Таня посмотрела на соседнюю делянку. Там колхозницы разбивали свежие, недавно скошенные валы. Таня оглянулась: у кого больше сена – у тётки Марьи или у матери? У матери, пожалуй, больше… Помочь бы, да граблей нет.
– Иди-ка ты домой, Танюша, – сказала мать, – а то скоро жара начнётся.
– А куда мне идти? – ответила Таня. – Я дороги не знаю.
Тётка Наталья, которая шла рядом с матерью, засмеялась:
– На край света зашла!
А девушка Настя сказала:
– Танюша, вот Серёжа Таланов с косьбы едет – он тебя подвезёт, беги к нему! – И закричала: – Серёжа! Подвези Танюшку домой!
По дороге, по краю луга, шли две лошади, запряжённые в косилку. Металлические колёса косилки поблёскивали на солнце. Лошадьми правил парнишка. Он сидел, сдвинув на затылок рыжую кепку, и покрикивал:
– Ну-ну, шевелись! Домой, на отдых – ну-ка!
Серёжа посадил Таню на сиденье косилки, а сам пошёл рядом с вожжами в руках.
И отсюда, с высоты косилки, Таня увидела вдали какие-то крыши, выглядывающие из-за кустов. Возле одной крыши стояли высокие берёзы, которые показались Тане очень знакомыми…
– Это чей колхоз? – спросила Таня.
– Вот так раз, – засмеялся Серёжа, – своей деревни не узнала!
Тане стало очень весело. Оказывается, она совсем недалеко от дома. Ну конечно, это их деревня. И эти берёзки – их берёзки, которые у них во дворе растут. Таня подумала: вот как хорошо будет, когда она въедет на косилке в деревню! Только бы девчата были на улице.
Всё случилось так, как хотелось Тане. Её подружки были на улице – и Нюра, и Алёнка, и маленькие ребятишки. Все они стояли и смотрели, как приехала на косилке Таня.
Серёжа ссадил Таню среди деревни. Ребятишки окружили её:
– Где была?
Таня начала рассказывать: она зашла далеко от дома, заблудилась в лесу; два волка выглядывали на неё из-за деревьев, хотели напасть, да побоялись…
Вдруг Алёнка спросила:
– А кукла моя где?
Таня сразу замолчала, забыла и про лес и про волков. Она глядела на Алёнку и просто не знала, что сказать. Алёнка почуяла недоброе.
– Отдавай куклу! – сказала она.
В это время на крыльцо вышла бабушка.
– Татьянка! – закричала она. – Иди слазь на чердак – собери яички!
Таня встрепенулась.
– Я тебе её после принесу! – сказала она Алёнке и побежала домой.

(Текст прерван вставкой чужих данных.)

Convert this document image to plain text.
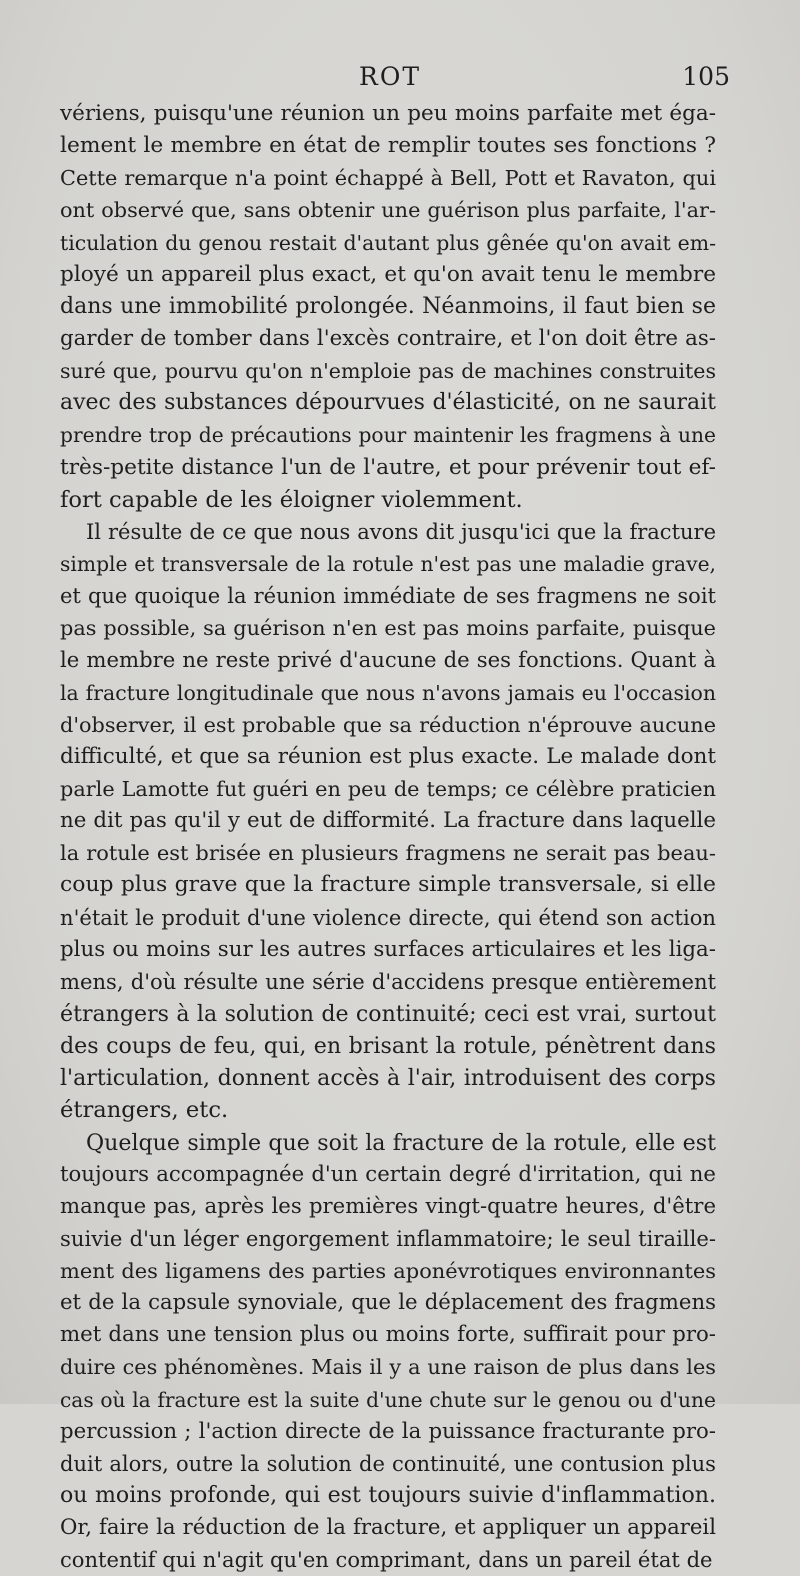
ROT	105
vériens, puisqu'une réunion un peu moins parfaite met éga-
lement le membre en état de remplir toutes ses fonctions ?
Cette remarque n'a point échappé à Bell, Pott et Ravaton, qui
ont observé que, sans obtenir une guérison plus parfaite, l'ar-
ticulation du genou restait d'autant plus gênée qu'on avait em-
ployé un appareil plus exact, et qu'on avait tenu le membre
dans une immobilité prolongée. Néanmoins, il faut bien se
garder de tomber dans l'excès contraire, et l'on doit être as-
suré que, pourvu qu'on n'emploie pas de machines construites
avec des substances dépourvues d'élasticité, on ne saurait
prendre trop de précautions pour maintenir les fragmens à une
très-petite distance l'un de l'autre, et pour prévenir tout ef-
fort capable de les éloigner violemment.
Il résulte de ce que nous avons dit jusqu'ici que la fracture
simple et transversale de la rotule n'est pas une maladie grave,
et que quoique la réunion immédiate de ses fragmens ne soit
pas possible, sa guérison n'en est pas moins parfaite, puisque
le membre ne reste privé d'aucune de ses fonctions. Quant à
la fracture longitudinale que nous n'avons jamais eu l'occasion
d'observer, il est probable que sa réduction n'éprouve aucune
difficulté, et que sa réunion est plus exacte. Le malade dont
parle Lamotte fut guéri en peu de temps; ce célèbre praticien
ne dit pas qu'il y eut de difformité. La fracture dans laquelle
la rotule est brisée en plusieurs fragmens ne serait pas beau-
coup plus grave que la fracture simple transversale, si elle
n'était le produit d'une violence directe, qui étend son action
plus ou moins sur les autres surfaces articulaires et les liga-
mens, d'où résulte une série d'accidens presque entièrement
étrangers à la solution de continuité; ceci est vrai, surtout
des coups de feu, qui, en brisant la rotule, pénètrent dans
l'articulation, donnent accès à l'air, introduisent des corps
étrangers, etc.
Quelque simple que soit la fracture de la rotule, elle est
toujours accompagnée d'un certain degré d'irritation, qui ne
manque pas, après les premières vingt-quatre heures, d'être
suivie d'un léger engorgement inflammatoire; le seul tiraille-
ment des ligamens des parties aponévrotiques environnantes
et de la capsule synoviale, que le déplacement des fragmens
met dans une tension plus ou moins forte, suffirait pour pro-
duire ces phénomènes. Mais il y a une raison de plus dans les
cas où la fracture est la suite d'une chute sur le genou ou d'une
percussion ; l'action directe de la puissance fracturante pro-
duit alors, outre la solution de continuité, une contusion plus
ou moins profonde, qui est toujours suivie d'inflammation.
Or, faire la réduction de la fracture, et appliquer un appareil
contentif qui n'agit qu'en comprimant, dans un pareil état de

Вот спасибо бабушке, вот выручила Таню!
Таня подошла к лестнице на чердак, взялась за перекладину и остановилась.
– Ну, что же ты? – спросила бабушка.
– Боюсь… А вдруг лестница упадёт?
– Лестница-то не упадёт, – сказала бабушка, – а вот лукошко-то с яйцами ты, пожалуй, уронишь. Полезем-ка вместе – кто яйца собирать, кто лукошко держать.
На чердаке было тихо, светло. Солнышко сквозило из-под застрех, и в слуховое окно падали широкие светлые лучи. Под крышей висело много берёзовых веников – это бабушка и мать их на зиму заготовили. От веников шёл крепкий горьковатый запах. Возле стенок ютились соломенные плетушки. Это гнёзда для кур. Сюда куры приходят класть яйца.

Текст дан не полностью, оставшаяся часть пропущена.